Atendiendo a este orden de ideas, uno de los mayores problemas en los niños con TEA es la falta de desarrollo en su comunicación, lo cual está relacionado directamente con los problemas de conducta, y esto provoca frustración, desmotivación y desánimo, no solo en el niño, sino también en sus familiares. El diagnóstico temprano será primordial para poder tratar e influir positivamente en el pronóstico funcional del niño a largo plazo. Por lo tanto, es importante que los pediatras conozcan las señales de alarma de autismo, y de encontrar algún rasgo, indicar la valoración inicial de un neuropediatría y posteriormente la intervención de todo un equipo multidisciplinario, que involucre no sólo a los diversos especialistas médicos (neurólogos, psicólogos, logopedas, fonólogos, psiquiatras, etc), sino también a la familia, a su entorno educativo y a toda la comunidad que lo rodea.

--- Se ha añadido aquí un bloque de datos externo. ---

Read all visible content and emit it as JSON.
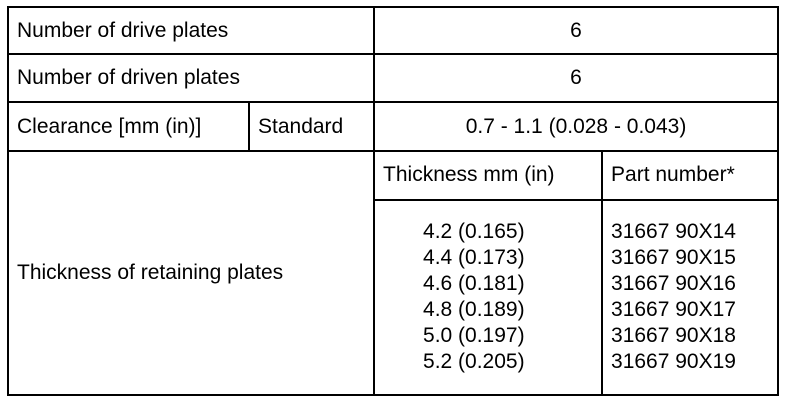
{
  "rows": {
    "drive_plates": {
      "label": "Number of drive plates",
      "value": "6"
    },
    "driven_plates": {
      "label": "Number of driven plates",
      "value": "6"
    },
    "clearance": {
      "label": "Clearance [mm (in)]",
      "sublabel": "Standard",
      "value": "0.7 - 1.1 (0.028 - 0.043)"
    },
    "retaining_plates": {
      "label": "Thickness of retaining plates",
      "header_thickness": "Thickness mm (in)",
      "header_part": "Part number*",
      "items": [
        {
          "thickness": "4.2 (0.165)",
          "part": "31667 90X14"
        },
        {
          "thickness": "4.4 (0.173)",
          "part": "31667 90X15"
        },
        {
          "thickness": "4.6 (0.181)",
          "part": "31667 90X16"
        },
        {
          "thickness": "4.8 (0.189)",
          "part": "31667 90X17"
        },
        {
          "thickness": "5.0 (0.197)",
          "part": "31667 90X18"
        },
        {
          "thickness": "5.2 (0.205)",
          "part": "31667 90X19"
        }
      ]
    }
  }
}
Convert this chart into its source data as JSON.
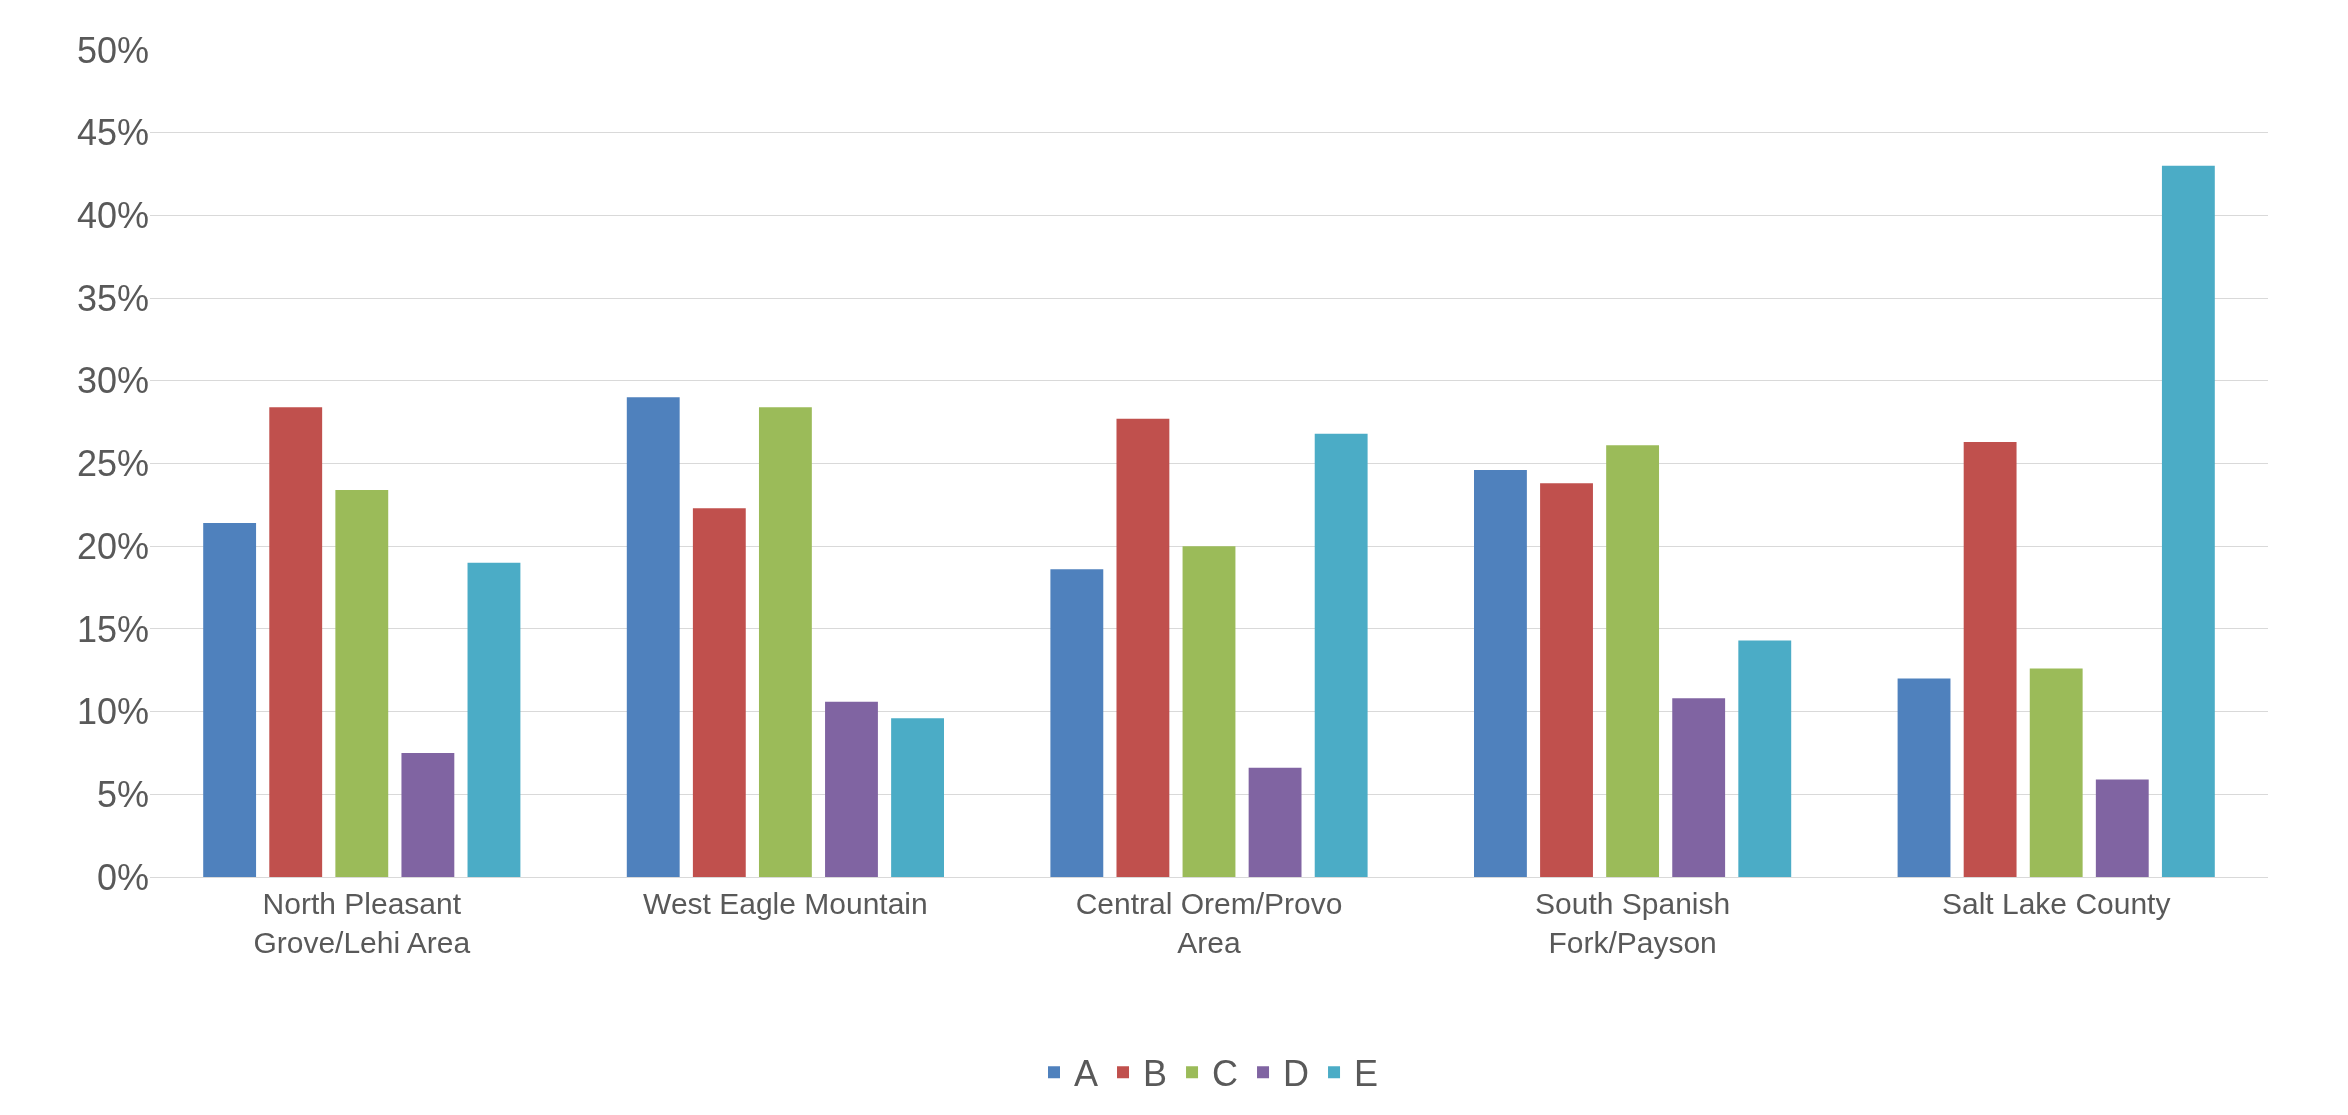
{
  "chart_data": {
    "type": "bar",
    "categories": [
      "North Pleasant\nGrove/Lehi Area",
      "West Eagle Mountain",
      "Central Orem/Provo\nArea",
      "South Spanish\nFork/Payson",
      "Salt Lake County"
    ],
    "series": [
      {
        "name": "A",
        "color": "#4f81bd",
        "values": [
          21.4,
          29.0,
          18.6,
          24.6,
          12.0
        ]
      },
      {
        "name": "B",
        "color": "#c0504d",
        "values": [
          28.4,
          22.3,
          27.7,
          23.8,
          26.3
        ]
      },
      {
        "name": "C",
        "color": "#9bbb59",
        "values": [
          23.4,
          28.4,
          20.0,
          26.1,
          12.6
        ]
      },
      {
        "name": "D",
        "color": "#8064a2",
        "values": [
          7.5,
          10.6,
          6.6,
          10.8,
          5.9
        ]
      },
      {
        "name": "E",
        "color": "#4bacc6",
        "values": [
          19.0,
          9.6,
          26.8,
          14.3,
          43.0
        ]
      }
    ],
    "ylim": [
      0,
      50
    ],
    "yticks": [
      {
        "value": 0,
        "label": "0%"
      },
      {
        "value": 5,
        "label": "5%"
      },
      {
        "value": 10,
        "label": "10%"
      },
      {
        "value": 15,
        "label": "15%"
      },
      {
        "value": 20,
        "label": "20%"
      },
      {
        "value": 25,
        "label": "25%"
      },
      {
        "value": 30,
        "label": "30%"
      },
      {
        "value": 35,
        "label": "35%"
      },
      {
        "value": 40,
        "label": "40%"
      },
      {
        "value": 45,
        "label": "45%"
      },
      {
        "value": 50,
        "label": "50%"
      }
    ],
    "grid": "y",
    "legend": "bottom"
  }
}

Como cada caso es único, dada la heterogeneidad de los pacientes, no existe unanimidad en cuanto al método de tratamiento ideal, porque debe adaptarse al entorno y a las condiciones individuales, además suele ser complicado comparar los diversos métodos de intervención, por lo que resulta difícil recomendar uno en particular, en base a la evidencia científica. Sin embargo, recientemente se ha publicado los resultados de un estudio realizado por investigadores de la Universidad de Stanford, en Estados Unidos, los cuales demuestran que el tratamiento de respuesta fundamental (TRF), otorga mejores resultados que otras terapias de motivación actualmente usadas en los niños autistas.

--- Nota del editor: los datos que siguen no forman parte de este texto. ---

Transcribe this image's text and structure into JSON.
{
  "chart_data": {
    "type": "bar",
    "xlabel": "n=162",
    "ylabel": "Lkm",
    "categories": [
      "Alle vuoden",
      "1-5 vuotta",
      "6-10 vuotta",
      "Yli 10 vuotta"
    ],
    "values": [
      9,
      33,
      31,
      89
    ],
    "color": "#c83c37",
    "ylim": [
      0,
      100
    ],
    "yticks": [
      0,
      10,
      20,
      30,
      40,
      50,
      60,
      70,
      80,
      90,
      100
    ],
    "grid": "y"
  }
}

El TRF consiste en observar lo que le interesa al niño y usar eso que le causa interés, para estimular el habla. Esto se determinó por un estudio de seis meses, en el cual se evaluó la respuesta de niños, de 2 a 12 años, con autismo. El tratamiento TRF fue aplicado a 50 niños junto con sus padres, mientras que los otros 50 niños, se sometieron a los tratamientos habituales. Los resultados en el grupo tratado con TRF fueron sorprendentes según lo observado mejorando con esta técnica las habilidades de vocabulario y comunicación en su niño, ayudando a entender lo que él niño quería y necesitaba, además de ayudarlo a disminuir sus niveles de frustración.

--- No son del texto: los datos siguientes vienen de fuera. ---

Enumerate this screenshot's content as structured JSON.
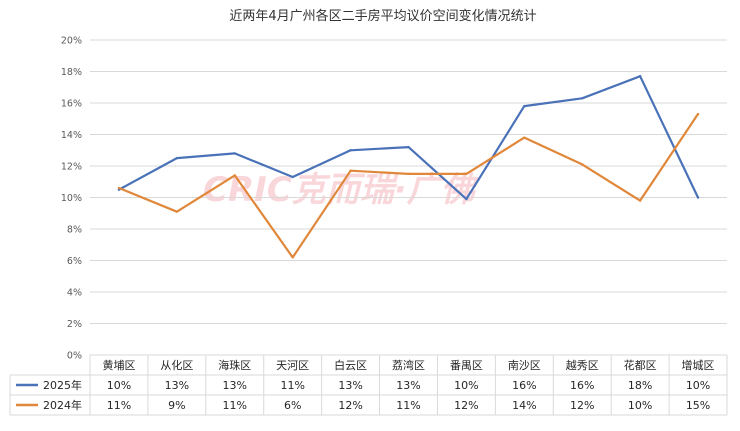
{
  "chart_data": {
    "type": "line",
    "title": "近两年4月广州各区二手房平均议价空间变化情况统计",
    "categories": [
      "黄埔区",
      "从化区",
      "海珠区",
      "天河区",
      "白云区",
      "荔湾区",
      "番禺区",
      "南沙区",
      "越秀区",
      "花都区",
      "增城区"
    ],
    "ylim": [
      0,
      20
    ],
    "yticks": [
      "0%",
      "2%",
      "4%",
      "6%",
      "8%",
      "10%",
      "12%",
      "14%",
      "16%",
      "18%",
      "20%"
    ],
    "grid": true,
    "legend": "table-left",
    "series": [
      {
        "name": "2025年",
        "color": "#4a72b8",
        "values": [
          10.5,
          12.5,
          12.8,
          11.3,
          13.0,
          13.2,
          9.9,
          15.8,
          16.3,
          17.7,
          10.0
        ],
        "table_labels": [
          "10%",
          "13%",
          "13%",
          "11%",
          "13%",
          "13%",
          "10%",
          "16%",
          "16%",
          "18%",
          "10%"
        ]
      },
      {
        "name": "2024年",
        "color": "#e0873a",
        "values": [
          10.6,
          9.1,
          11.4,
          6.2,
          11.7,
          11.5,
          11.5,
          13.8,
          12.1,
          9.8,
          15.3
        ],
        "table_labels": [
          "11%",
          "9%",
          "11%",
          "6%",
          "12%",
          "11%",
          "12%",
          "14%",
          "12%",
          "10%",
          "15%"
        ]
      }
    ],
    "watermark": "CRIC克而瑞·广佛"
  }
}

Al finalizar el período de estudio, los niños en el grupo TFR hablaron más que aquellos en el grupo de comparación, y lograban usar palabras comunes que podían ser identificadas por otros, un marcador de interés en el progreso, dado que muchos de los niños participantes hablaban confusamente al inicio del estudio. Por estas razones, los investigadores de Stanford piensan, que esta es una técnica prometedora que puede mejorar el habla del niño autista, pero que necesita investigaciones más amplias, para poder evaluar si se reproducen los resultados, además sugieren a los padres de los niños que se involucren totalmente en la terapia, lo cual es fundamental, porque se les enseña cómo establecer situaciones para motivar a sus hijos a comunicarse mejor. Hay que educar y concientizar a la familia, para que se involucre totalmente en el tratamiento, porque el niño con TEA vive integrado en su ambiente familiar, por lo que una adecuada información en sus parientes, hará posible potenciar la intervención, logrando un mayor aprendizaje con un menor grado de frustración y estrés. En este sentido, no sólo será necesario un diagnóstico adecuado, sino también la formación a la familia para que puedan estimular al niño, además del apoyo institucional y la comprensión de la sociedad.